Hypertextual Analysis
In the video “The Machine is Us/ing Us,” Professort Wesch demonstrates many aspects of the power of hypertext. Its flexibility, its ability to separate form from content, its innumerable effects on things we take for granted, like privacy and free speech. The idea he seems to be getting at by emphasizing the ability hypertext has to link from what one reads to what the person writing it was reading, we are teaching “the Machine” – which is us – about the connections between things. When we link from one document to another, we are saying there is a connection between the two. When we tag a photo on Flickr or a video on YouTube, we are saying that this bit of media is related somehow to all those other bits of media with that tag, if only by sharing a subject.

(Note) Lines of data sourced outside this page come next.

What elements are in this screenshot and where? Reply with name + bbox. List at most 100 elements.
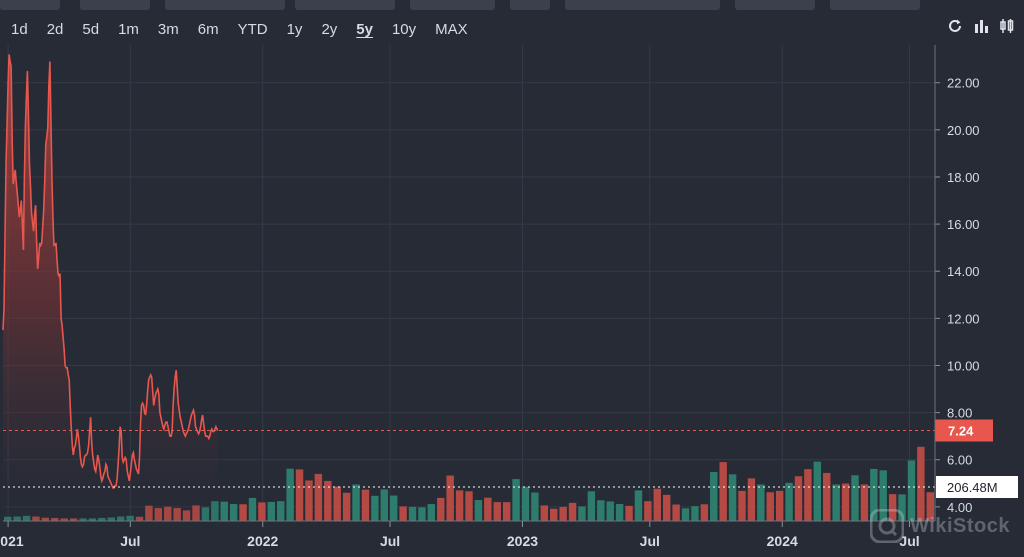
volume-bar: [418, 507, 426, 521]
volume-bar: [267, 501, 276, 521]
range-button-ytd[interactable]: YTD: [237, 21, 268, 38]
volume-bar: [597, 500, 605, 521]
range-button-3m[interactable]: 3m: [157, 21, 179, 38]
range-button-1d[interactable]: 1d: [11, 21, 28, 38]
y-tick-label: 18.00: [947, 170, 980, 185]
wikistock-logo-icon: [870, 509, 905, 543]
x-tick-label: Jul: [120, 533, 140, 549]
volume-bar: [813, 461, 822, 521]
volume-bar: [324, 480, 332, 521]
volume-bar: [248, 497, 257, 521]
volume-bar: [258, 502, 266, 521]
volume-bar: [653, 488, 661, 521]
bar-chart-icon[interactable]: [970, 15, 992, 37]
volume-bar: [681, 508, 690, 521]
volume-bar: [785, 482, 793, 521]
range-button-2d[interactable]: 2d: [46, 21, 64, 38]
y-tick-label: 20.00: [947, 123, 980, 138]
volume-bar: [851, 475, 859, 521]
watermark: WikiStock: [870, 509, 1010, 543]
volume-bar: [860, 484, 869, 521]
range-button-1m[interactable]: 1m: [118, 21, 139, 38]
volume-bar: [371, 495, 379, 521]
volume-bar: [832, 484, 840, 521]
volume-bar: [710, 471, 718, 521]
chart-tools: [944, 15, 1018, 37]
volume-bar: [775, 490, 784, 521]
volume-bar: [898, 494, 906, 521]
price-area: [2, 54, 219, 522]
volume-bar: [841, 483, 850, 521]
volume-bar: [587, 491, 596, 521]
volume-bar: [333, 486, 341, 521]
price-area-fill: [3, 54, 218, 522]
volume-bar: [446, 475, 454, 521]
range-button-1y[interactable]: 1y: [286, 21, 303, 38]
volume-bar: [229, 504, 238, 521]
volume-bar: [352, 484, 360, 521]
volume-bar: [361, 489, 370, 521]
y-tick-label: 4.00: [947, 500, 972, 515]
volume-bar: [728, 474, 737, 521]
last-price-badge: [935, 419, 993, 442]
refresh-icon[interactable]: [944, 15, 966, 37]
volume-bar: [286, 468, 294, 521]
volume-bar: [879, 470, 887, 521]
volume-bar: [917, 446, 925, 521]
range-button-max[interactable]: MAX: [435, 21, 468, 38]
volume-bar: [295, 469, 304, 521]
x-tick-label: Jul: [899, 533, 919, 549]
y-tick-label: 16.00: [947, 217, 980, 232]
volume-bar: [870, 468, 878, 521]
volume-bar: [757, 484, 765, 521]
volume-bar: [277, 501, 285, 521]
x-tick-label: 2023: [507, 533, 538, 549]
volume-bars: [4, 446, 934, 521]
volume-bar: [484, 497, 492, 521]
last-volume-badge: [936, 476, 1018, 498]
range-button-10y[interactable]: 10y: [391, 21, 417, 38]
volume-bar: [747, 478, 756, 521]
volume-bar: [578, 506, 586, 521]
range-button-6m[interactable]: 6m: [197, 21, 219, 38]
volume-bar: [644, 501, 652, 521]
last-value-markers: 7.24 206.48M: [3, 419, 1018, 498]
x-tick-label: Jul: [380, 533, 400, 549]
volume-bar: [766, 492, 774, 521]
volume-bar: [615, 504, 624, 521]
volume-bar: [521, 486, 530, 521]
x-axis: 2021 Jul 2022 Jul 2023 Jul 2024 Jul: [0, 520, 935, 549]
volume-bar: [662, 494, 671, 521]
x-tick-label: 2021: [0, 533, 24, 549]
volume-bar: [512, 479, 520, 521]
y-tick-label: 10.00: [947, 358, 980, 373]
volume-bar: [427, 504, 436, 521]
y-axis: 22.00 20.00 18.00 16.00 14.00 12.00 10.00 8.00 6…: [934, 45, 980, 521]
volume-bar: [437, 497, 445, 521]
volume-bar: [606, 501, 614, 521]
volume-bar: [550, 508, 558, 521]
volume-bar: [314, 473, 323, 521]
volume-bar: [389, 495, 398, 521]
volume-bar: [239, 504, 247, 521]
price-line: [2, 54, 219, 489]
range-button-2y[interactable]: 2y: [321, 21, 338, 38]
volume-bar: [823, 472, 831, 521]
volume-bar: [794, 476, 803, 521]
y-tick-label: 12.00: [947, 311, 980, 326]
y-tick-label: 22.00: [947, 76, 980, 91]
top-toolbar-strip: [0, 0, 1024, 10]
volume-bar: [691, 506, 699, 521]
volume-bar: [493, 502, 501, 521]
volume-bar: [804, 469, 812, 521]
range-button-5d[interactable]: 5d: [82, 21, 100, 38]
volume-bar: [502, 502, 511, 521]
range-button-5y[interactable]: 5y: [356, 21, 373, 38]
candlestick-icon[interactable]: [996, 15, 1018, 37]
volume-bar: [408, 506, 417, 521]
last-volume-label: 206.48M: [947, 480, 998, 495]
x-tick-label: Jul: [640, 533, 660, 549]
y-tick-label: 14.00: [947, 264, 980, 279]
volume-bar: [926, 492, 934, 521]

What is unclear is whether the meaning inherent in all of the linking hypertext contains is being interpreted correctly. An implied link is there, but like all implication, the interpretation of the reader shapes meaning. When I linked to the EFF above, is there an implied assumption that I agree with their mission? What about the “Echelon” Wikipedia page? Do I agree with the “neutral” opinion therein displayed? Have I even read that page? The reader can not know. Maybe I just googled “internet privacy” and copied the first result that looked informative. Maybe not.
The point is that the reader must guess what I mean by any link or tag I place in hypertext. And, even if they guess correctly, there are still uncertainties. For example, assuming I actually read the “Echelon” page I linked, one must continue to remember that Wikipedia is the free encyclopedia that anyone can edit. Maybe when I clicked on that link, there was some spurious misinformation placed there by an anonymous troll. Maybe there wasn’t, but some was added before the reader of this post clicked it. Without reading the edit history, the reader can only hope. Even with the edit history, it’s speculative whether the reader and I actually read the same source.
Even worse, maybe the page I linked isn’t even there anymore. Dead links are increasingly common the further back one reads. While the Wayback Machine and Google Cache help, they only ameliorate the problem; they do not solve it.
One last problem with hypertextual analysis is simply that not everything has been digitized just yet. If I read something new and exciting on Slashdot, I can give the reader a link with reasonable certainty. If I read something interesting in an arbitrary relatively obscure book from the 1980s, the best I can give the reader is a link to the Amazon.com page and hope they can track down a copy to read themselves. Which is a shame, because that is actually a really good book.